From the Journals

Sensory comeback: New findings show the path to smell and taste recovery after COVID



Good news for people struggling with sensory problems after a bout of COVID-19. Although mild cases of the disease often impair the ability to taste and smell, and the problem can drag on for months, a new study from Italy shows that most people return to their senses, as it were, within 3 years.

“In the vast majority of cases, the loss of the sense of smell is not irreversible,” said Paolo Boscolo-Rizzo, MD, a professor of medicine, surgery, and health sciences at the University of Trieste (Italy), and a co-author of the study, published as a research letter in JAMA Otolaryngology–Head & Neck Surgery.

Dr. Boscolo-Rizzo and his colleagues analyzed data from 88 adults with mild COVID-19, which was defined as having no lower respiratory disease and blood oxygen saturation of 94% or greater. Another group of 88 adults who never contracted the virus but sometimes had difficulties with smell and taste were also studied. In both groups, the average age was 49 years, all participants were White, and 58% were women.

The researchers tested participants’ sense of smell with sticks that contained different odors and checked their sense of taste with strips that had different tastes. Over time, fewer people had difficulty distinguishing odors. Three years after developing COVID-19, only 12 people had impaired smell, compared with 36 people at year 1 and 24 people at year 2. And at the 3-year mark, all participants had at least a partial ability to smell.

The story was similar with sense of taste, with 10 of 88 people reporting impairments 3 years later. By then, people with COVID-19 were no more likely to have trouble with smell or taste than people who did not get the virus.

A study this past June showed a strong correlation between severity of COVID-19 symptoms and impaired sense of taste and smell and estimated that millions of Americans maintained altered senses.

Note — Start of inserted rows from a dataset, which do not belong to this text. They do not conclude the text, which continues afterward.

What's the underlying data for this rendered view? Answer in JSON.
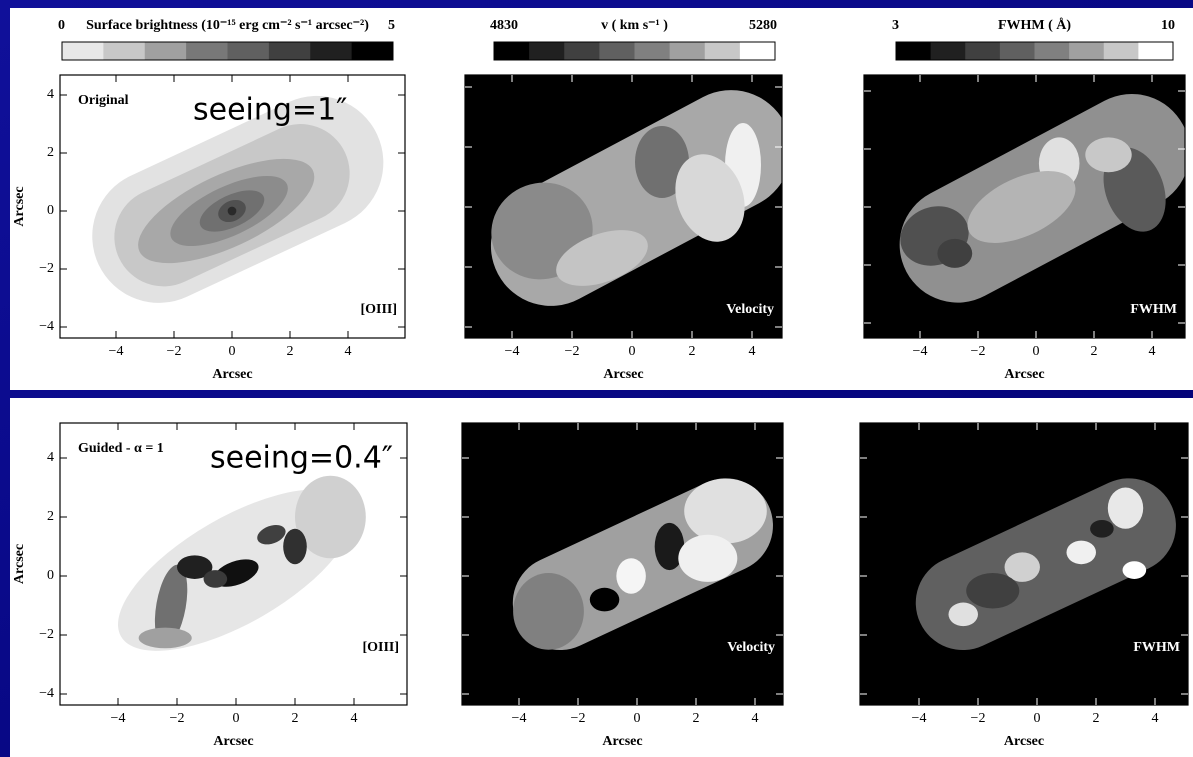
{
  "axes": {
    "xticks": [
      "−4",
      "−2",
      "0",
      "2",
      "4"
    ],
    "yticks": [
      "4",
      "2",
      "0",
      "−2",
      "−4"
    ],
    "xlabel": "Arcsec",
    "ylabel": "Arcsec"
  },
  "row_top": {
    "colorbars": [
      {
        "min": "0",
        "title": "Surface brightness (10⁻¹⁵ erg cm⁻² s⁻¹ arcsec⁻²)",
        "max": "5"
      },
      {
        "min": "4830",
        "title": "v ( km s⁻¹ )",
        "max": "5280"
      },
      {
        "min": "3",
        "title": "FWHM ( Å)",
        "max": "10"
      }
    ],
    "panels": [
      {
        "label": "Original",
        "note": "seeing=1″",
        "tag": "[OIII]"
      },
      {
        "tag": "Velocity"
      },
      {
        "tag": "FWHM"
      }
    ]
  },
  "row_bottom": {
    "panels": [
      {
        "label": "Guided - α = 1",
        "note": "seeing=0.4″",
        "tag": "[OIII]"
      },
      {
        "tag": "Velocity"
      },
      {
        "tag": "FWHM"
      }
    ]
  }
}
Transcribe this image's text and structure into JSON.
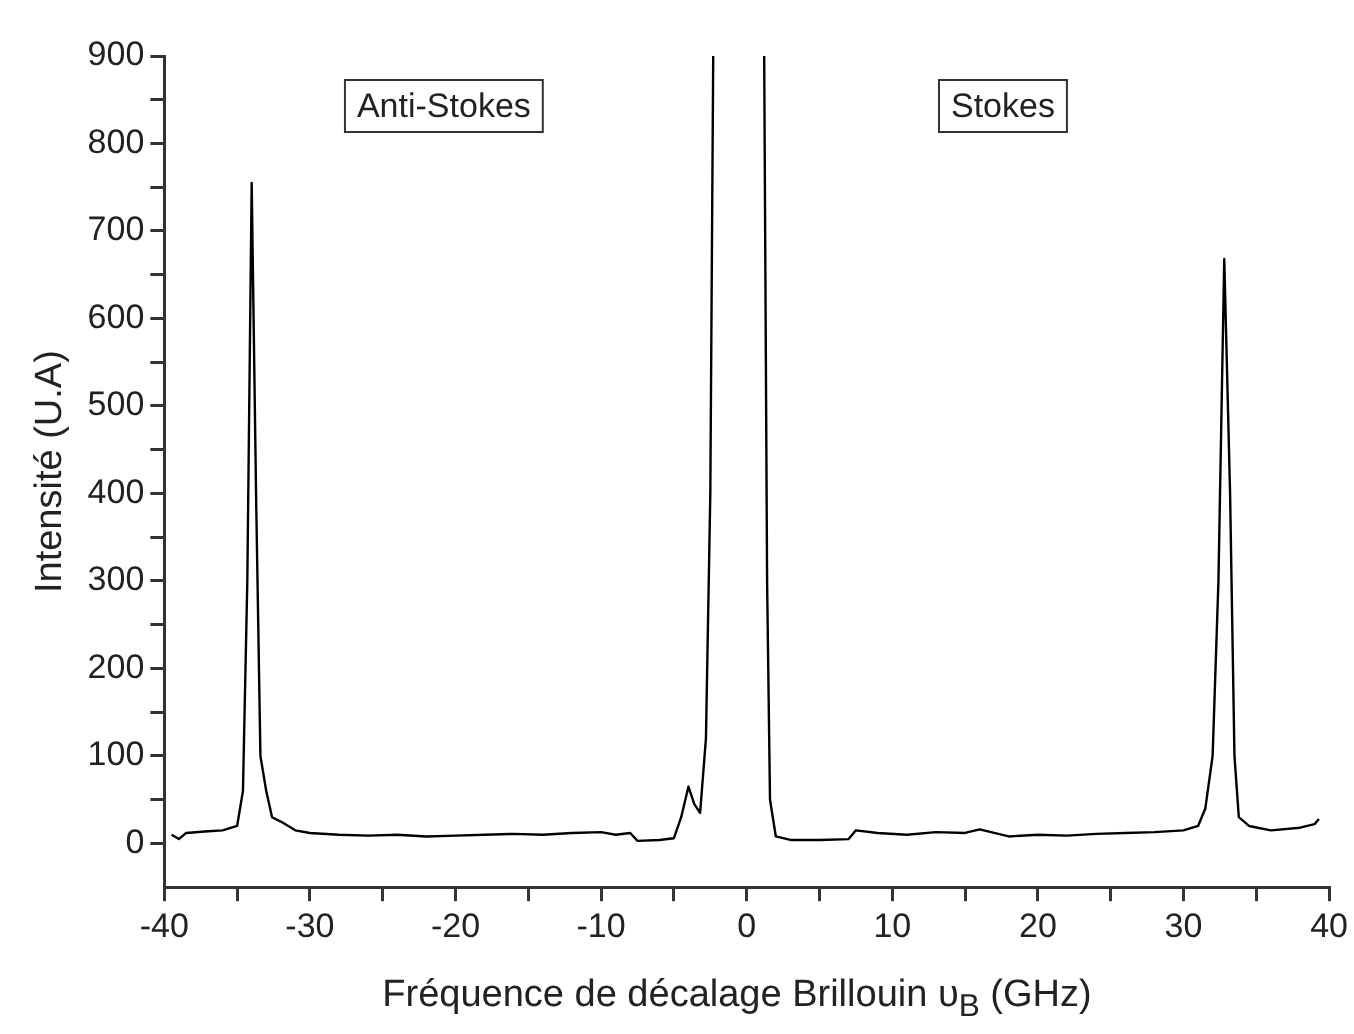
{
  "chart_data": {
    "type": "line",
    "xlabel": "Fréquence de décalage Brillouin υ$_{B}$ (GHz)",
    "ylabel": "Intensité (U.A)",
    "annotations": [
      "Anti-Stokes",
      "Stokes"
    ],
    "xlim": [
      -40,
      40
    ],
    "ylim": [
      -50,
      900
    ],
    "xticks": [
      -40,
      {
        "value": -35,
        "label": null
      },
      -30,
      {
        "value": -25,
        "label": null
      },
      -20,
      {
        "value": -15,
        "label": null
      },
      -10,
      {
        "value": -5,
        "label": null
      },
      0,
      {
        "value": 5,
        "label": null
      },
      10,
      {
        "value": 15,
        "label": null
      },
      20,
      {
        "value": 25,
        "label": null
      },
      30,
      {
        "value": 35,
        "label": null
      },
      40
    ],
    "yticks": [
      0,
      {
        "value": 50,
        "label": null
      },
      100,
      {
        "value": 150,
        "label": null
      },
      200,
      {
        "value": 250,
        "label": null
      },
      300,
      {
        "value": 350,
        "label": null
      },
      400,
      {
        "value": 450,
        "label": null
      },
      500,
      {
        "value": 550,
        "label": null
      },
      600,
      {
        "value": 650,
        "label": null
      },
      700,
      {
        "value": 750,
        "label": null
      },
      800,
      {
        "value": 850,
        "label": null
      },
      900
    ],
    "grid": false,
    "legend": false,
    "marker": "none",
    "line_style": "solid",
    "series": [
      {
        "color": "#000000",
        "x": [
          -39.5,
          -39,
          -38.5,
          -37,
          -36,
          -35,
          -34.6,
          -34.3,
          -34,
          -33.7,
          -33.4,
          -33,
          -32.6,
          -32,
          -31,
          -30,
          -28,
          -26,
          -24,
          -22,
          -20,
          -18,
          -16,
          -14,
          -12,
          -10,
          -9,
          -8,
          -7.5,
          -6,
          -5,
          -4.5,
          -4,
          -3.6,
          -3.2,
          -2.8,
          -2.5,
          -2.3,
          -0.5,
          1.2,
          1.4,
          1.6,
          2,
          3,
          5,
          7,
          7.5,
          9,
          11,
          13,
          15,
          16,
          18,
          20,
          22,
          24,
          26,
          28,
          30,
          31,
          31.5,
          32,
          32.4,
          32.8,
          33.2,
          33.5,
          33.8,
          34.5,
          36,
          38,
          39,
          39.3
        ],
        "values": [
          10,
          5,
          12,
          14,
          15,
          20,
          60,
          300,
          755,
          400,
          100,
          60,
          30,
          25,
          15,
          12,
          10,
          9,
          10,
          8,
          9,
          10,
          11,
          10,
          12,
          13,
          10,
          12,
          3,
          4,
          6,
          30,
          65,
          45,
          35,
          120,
          400,
          900,
          null,
          900,
          300,
          50,
          8,
          4,
          4,
          5,
          15,
          12,
          10,
          13,
          12,
          16,
          8,
          10,
          9,
          11,
          12,
          13,
          15,
          20,
          40,
          100,
          300,
          668,
          400,
          100,
          30,
          20,
          15,
          18,
          22,
          28
        ]
      }
    ]
  }
}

More than 10% of people in the Italian study still had trouble with smell or taste 3 years later.

Emerging treatments, psychological concerns

“We’re seeing fewer people with this problem, but there are still people suffering from it,” said Fernando Carnavali, MD, an internal medicine physician and a site director for the Center for Post-COVID Care at the Icahn School of Medicine at Mount Sinai, New York City.

Dr. Carnavali wasn’t part of this study, but he did find the new results encouraging, and he called for similar studies in diverse populations that have experienced COVID-19. He also noted that an impaired sense of smell is distressing.

“It really has a significant psychological impact,” Dr. Carnavali said.

He recalled a patient crying in his office because her inability to smell made it impossible for her to cook. Dr. Carnavali recommended clinicians refer patients facing protracted loss of smell or taste to mental health professionals for support.

Treatments are emerging for COVID-19 smell loss. One approach is to inject platelet-rich plasma into a patient’s nasal cavities to help neurons related to smell repair themselves.

A randomized trial showed platelet-rich plasma significantly outperformed placebo in patients with smell loss up to a year after getting COVID-19.

“I wish more people would do it,” said Zara Patel, MD, an otolaryngologist at Stanford (Calif.) Medicine, who helped conduct that trial. She said some physicians may be nervous about injecting plasma so close to the skull and are therefore hesitant to try this approach.

Another technique may help to address the olfactory condition known as parosmia, in which patients generally experience a benign odor as rancid, according to otolaryngologist Nyssa Farrell, MD, of Washington University School of Medicine, St. Louis. Dr. Farrell said around two-thirds of patients who contract COVID-19 develop the condition, and the rates of long-term parosmia range from 10%-50% depending on various studies.

“It is almost always foul; this can profoundly affect someone’s quality of life,” impairing their ability to eat or to be intimate with a partner who now smells unpleasant, said Dr. Farrell, who wasn’t associated with this research.

The treatment, called a stellate ganglion block, is provided through a shot into nerves in the neck. People with parosmia associated with COVID-19 often report that this method cures them. Dr. Patel said that may be because their psychological health is improving, not their sense of smell, because the area of the body where the stellate ganglion block is applied is not part of the olfactory system.

Earlier this year, Dr. Farrell and colleagues reported that parosmia linked to COVID-19 is associated with an increased risk for depression, anxiety, and suicidal ideation.

One coauthor reported receiving grants from Smell and Taste Lab, Takasago, Baia Foods, and Frequency Therapeutics. The other authors reported no relevant financial relationships.